Der zuständige Berichterstatter des Verkehrsausschusses, der Ungar Andor Deli, hielt dem entgegen, das Europaparlament dürfe dem von der Corona-Krise gebeutelten Luftfahrtsektor nicht noch mehr Steine in den Weg legen. Der Ratifizierungsprozess sei so gut wie zu Ende, sagte Deli und fügte an: »Das Europaparlament muss immer Teil der Lösung sein, nicht Teil des Problems.«
Wenige Stunden zuvor hatte die sozialdemokratische S&D-Fraktion via Twitter die Forderung verbreitet, »neue Abkommen mit Israel« müssten aufgehalten werden, solange die Regierung dort damit drohe, »einseitig palästinensisches Land zu annektieren«.
Diese Forderung stieß beim deutschen Fraktionsmitglied Dietmar Köster auf scharfe Kritik. In einem Interview mit dieser Zeitung sagte der SPD-Europaparlamentarier, die Drohung mit der Verschiebung bedeute, an Israel andere Standards anzulegen als an andere Länder. »Wir haben so viele Abkommen über den Luftverkehr in der Welt mit Staaten, die diktatorisch regiert sind. Soweit ich weiß, ist Israel der einzige Staat, dem wir drohen, ein solches Abkommen auszusetzen«, so Köster. Ein solches Vorgehen öffne »die Tür für Antisemitismus«.
MEHRHEIT Köster war neben der früheren Bundesjustizministerin Katarina Barley aber der einzige SPD-Abgeordnete, der die Verschiebung des Votums ablehnte.
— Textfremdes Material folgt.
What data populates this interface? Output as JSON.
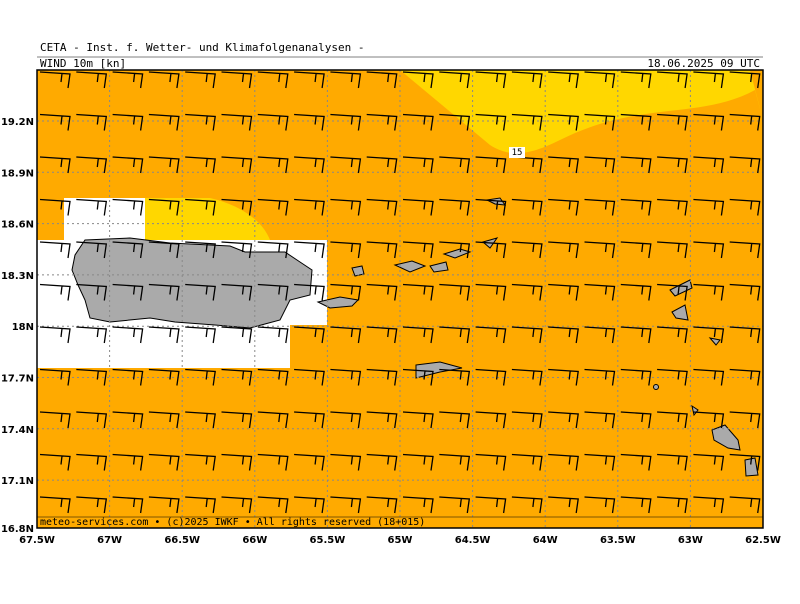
{
  "header": {
    "title": "CETA - Inst. f. Wetter- und Klimafolgenanalysen -",
    "field": "WIND 10m [kn]",
    "valid_time": "18.06.2025 09 UTC"
  },
  "map": {
    "lat_labels": [
      "19.2N",
      "18.9N",
      "18.6N",
      "18.3N",
      "18N",
      "17.7N",
      "17.4N",
      "17.1N",
      "16.8N"
    ],
    "lon_labels": [
      "67.5W",
      "67W",
      "66.5W",
      "66W",
      "65.5W",
      "65W",
      "64.5W",
      "64W",
      "63.5W",
      "63W",
      "62.5W"
    ],
    "contour_label": "15"
  },
  "footer": {
    "credit": "meteo-services.com • (c)2025 IWKF • All rights reserved (18+015)"
  }
}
Auch fast alle Abgeordneten von Grünen und Linken stimmten dafür, allerdings erfolglos: Eine deutliche Mehrheit von Konservativen, Christdemokraten und Liberalen pochte darauf, das Ratifizierungsverfahren des Vertrages abzuschließen und auf symbolische Warnschüsse an die Adresse Israels zu verzichten.
Der deutsche Europarlamentarier Sergey Lagodinsky sagte der Jüdischen Allgemeinen, auch er sei wegen der Annexionspläne der Regierung in Jerusalem »sehr besorgt«. Allerdings, so der Grünen-Politiker, »sehen viele von uns nicht, wieso ein weitgehend technisches Abkommen präventiv zum Scheitern gebracht werden sollte, ohne zu wissen, ob und was am 1. Juli in Israel beschlossen wird«. Israel sollte nicht anders behandelt werden als jeder andere Staat, betonte Lagodinsky.
In der Schlussabstimmung im Plenum billigten schließlich 437 der 686 teilnehmenden Abgeordneten das Abkommen. Darunter waren auch die meisten deutschen Parlamentarier.
Weniger kontrovers ging es im Parlament bei den Abstimmungen über die Luftverkehrsabkommen der EU mit anderen Ländern zu. So wurden ohne Aussprache die entsprechenden Verträge mit der Volksrepublik China, Jordanien und Georgien vom Parlament durchgewunken. Im Gegensatz zum Abkommen mit Israel äußerte dabei keiner der Abgeordneten völkerrechtliche Bedenken oder hatte ein Bedürfnis zu protestieren.